Actually, in ArcadeDB, there's a vector index implementation based on hnswlib that lacks some features and is not very integrated in Arcade (e.g.: no SQL support).

Jvector is the leading library to implement embedded vector search engine.

The plan is to replace the existing implementation with the new one based on Jvector and provide a fully integrated support with ArcadeDB engine and transactions.

For the sake of completeness, the #1490 is copied here:

We need some new function/method to expose the following methods from the index:

The easiest way is to create 3 new SQL functions to be used from SQL. Example:

select findNeighborsFromVector( "Word[name,vector]", [1,2,3,4,5,6], 10 )

The Java API returns a List<Pair<Identifiable, ? extends Number>>, with the vertex rid as the first argument and a number (float, double or whatever you pick at index creation) with the proximity.

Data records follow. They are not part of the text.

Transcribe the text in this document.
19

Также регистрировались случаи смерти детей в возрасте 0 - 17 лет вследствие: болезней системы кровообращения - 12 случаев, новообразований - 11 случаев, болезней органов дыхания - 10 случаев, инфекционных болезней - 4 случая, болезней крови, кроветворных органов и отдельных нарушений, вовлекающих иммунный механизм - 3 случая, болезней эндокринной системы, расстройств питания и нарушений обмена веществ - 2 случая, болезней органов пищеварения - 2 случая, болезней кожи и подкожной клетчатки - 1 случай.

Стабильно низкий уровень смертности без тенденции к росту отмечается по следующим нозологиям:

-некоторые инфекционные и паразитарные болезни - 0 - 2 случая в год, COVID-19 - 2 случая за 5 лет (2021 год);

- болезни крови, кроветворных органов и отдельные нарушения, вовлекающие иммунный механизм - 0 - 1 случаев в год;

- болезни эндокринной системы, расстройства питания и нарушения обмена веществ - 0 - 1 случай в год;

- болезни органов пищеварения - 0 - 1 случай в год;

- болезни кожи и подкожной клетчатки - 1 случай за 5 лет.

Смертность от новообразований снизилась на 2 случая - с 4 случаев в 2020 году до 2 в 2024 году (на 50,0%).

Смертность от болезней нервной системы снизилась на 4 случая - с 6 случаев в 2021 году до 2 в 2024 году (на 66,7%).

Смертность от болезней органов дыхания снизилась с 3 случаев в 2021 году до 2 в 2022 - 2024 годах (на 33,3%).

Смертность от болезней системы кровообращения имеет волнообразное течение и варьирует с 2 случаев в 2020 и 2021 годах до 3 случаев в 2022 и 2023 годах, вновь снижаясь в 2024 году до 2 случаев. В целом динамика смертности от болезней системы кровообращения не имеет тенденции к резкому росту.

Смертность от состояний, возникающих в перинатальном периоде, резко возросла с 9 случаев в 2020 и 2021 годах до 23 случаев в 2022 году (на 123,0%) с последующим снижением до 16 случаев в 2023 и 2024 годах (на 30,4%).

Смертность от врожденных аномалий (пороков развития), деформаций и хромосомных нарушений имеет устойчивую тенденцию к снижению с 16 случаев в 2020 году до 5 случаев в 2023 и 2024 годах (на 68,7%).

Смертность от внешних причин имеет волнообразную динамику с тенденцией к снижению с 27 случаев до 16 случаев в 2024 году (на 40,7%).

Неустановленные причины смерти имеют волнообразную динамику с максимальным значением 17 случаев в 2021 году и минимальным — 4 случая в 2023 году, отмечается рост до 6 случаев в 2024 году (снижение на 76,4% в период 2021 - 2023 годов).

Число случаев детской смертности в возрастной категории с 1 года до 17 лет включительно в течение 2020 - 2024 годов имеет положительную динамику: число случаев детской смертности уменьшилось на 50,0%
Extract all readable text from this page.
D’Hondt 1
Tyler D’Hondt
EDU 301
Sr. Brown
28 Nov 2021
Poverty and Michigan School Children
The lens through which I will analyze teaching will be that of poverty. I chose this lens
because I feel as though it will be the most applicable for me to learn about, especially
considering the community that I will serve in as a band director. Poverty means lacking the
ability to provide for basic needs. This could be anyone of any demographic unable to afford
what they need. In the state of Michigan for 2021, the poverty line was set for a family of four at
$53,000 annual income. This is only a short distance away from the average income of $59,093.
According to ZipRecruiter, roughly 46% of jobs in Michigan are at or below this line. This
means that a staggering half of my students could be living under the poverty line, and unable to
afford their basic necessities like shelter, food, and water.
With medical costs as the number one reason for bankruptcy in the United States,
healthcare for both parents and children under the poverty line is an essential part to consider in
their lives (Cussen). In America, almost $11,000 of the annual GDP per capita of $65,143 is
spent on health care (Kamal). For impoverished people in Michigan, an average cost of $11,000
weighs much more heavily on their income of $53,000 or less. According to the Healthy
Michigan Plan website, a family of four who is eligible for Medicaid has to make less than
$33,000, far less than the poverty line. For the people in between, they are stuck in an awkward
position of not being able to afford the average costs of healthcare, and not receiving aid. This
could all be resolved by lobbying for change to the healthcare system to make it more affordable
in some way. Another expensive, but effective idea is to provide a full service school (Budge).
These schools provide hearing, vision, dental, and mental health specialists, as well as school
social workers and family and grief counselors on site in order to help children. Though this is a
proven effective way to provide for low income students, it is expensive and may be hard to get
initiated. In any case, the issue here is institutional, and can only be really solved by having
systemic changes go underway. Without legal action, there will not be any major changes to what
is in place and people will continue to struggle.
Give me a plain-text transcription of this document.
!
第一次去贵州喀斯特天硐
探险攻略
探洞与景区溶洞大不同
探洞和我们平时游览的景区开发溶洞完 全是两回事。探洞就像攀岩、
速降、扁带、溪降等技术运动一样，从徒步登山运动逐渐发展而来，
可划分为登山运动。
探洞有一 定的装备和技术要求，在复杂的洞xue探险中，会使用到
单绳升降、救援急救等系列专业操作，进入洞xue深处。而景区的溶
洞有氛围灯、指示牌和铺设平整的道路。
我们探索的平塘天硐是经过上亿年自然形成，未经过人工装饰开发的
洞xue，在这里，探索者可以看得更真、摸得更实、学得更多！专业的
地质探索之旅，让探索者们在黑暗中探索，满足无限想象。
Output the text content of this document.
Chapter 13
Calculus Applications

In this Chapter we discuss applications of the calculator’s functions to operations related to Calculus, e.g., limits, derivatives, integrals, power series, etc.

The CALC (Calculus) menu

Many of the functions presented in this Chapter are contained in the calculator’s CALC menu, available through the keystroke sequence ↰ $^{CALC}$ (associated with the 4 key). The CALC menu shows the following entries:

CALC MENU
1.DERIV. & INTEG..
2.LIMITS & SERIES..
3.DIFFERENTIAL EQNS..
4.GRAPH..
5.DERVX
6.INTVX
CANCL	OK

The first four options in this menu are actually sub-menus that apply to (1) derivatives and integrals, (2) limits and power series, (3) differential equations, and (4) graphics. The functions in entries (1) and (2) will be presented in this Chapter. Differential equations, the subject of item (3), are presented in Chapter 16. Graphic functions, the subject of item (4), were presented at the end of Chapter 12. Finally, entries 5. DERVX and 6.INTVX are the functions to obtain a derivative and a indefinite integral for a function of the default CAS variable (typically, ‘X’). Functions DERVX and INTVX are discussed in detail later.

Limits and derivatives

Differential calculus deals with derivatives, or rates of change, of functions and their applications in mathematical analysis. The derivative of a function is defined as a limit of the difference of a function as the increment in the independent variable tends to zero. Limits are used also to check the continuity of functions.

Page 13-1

Ordered by proximity, the closest first.

With SQL it must be wrapped in a Result with "vertex" and "proximity" properties:

+------------------+---------------------+
| VERTEX           |           PROXIMITY |
+------------------+---------------------+
| #13:4            |                0.12 |
| #19:10           |                0.19 |
+------------------+---------------------+

So you can also cross the graph starting with embeddings:

select expand( vertex ) from ( select findNeighborsFromVector( "Word[name,vector]", [1,2,3,4,5,6], 10 ) ) where proximity < 0.5

To return all the neighbors with proximity less than 0.5 from the vector.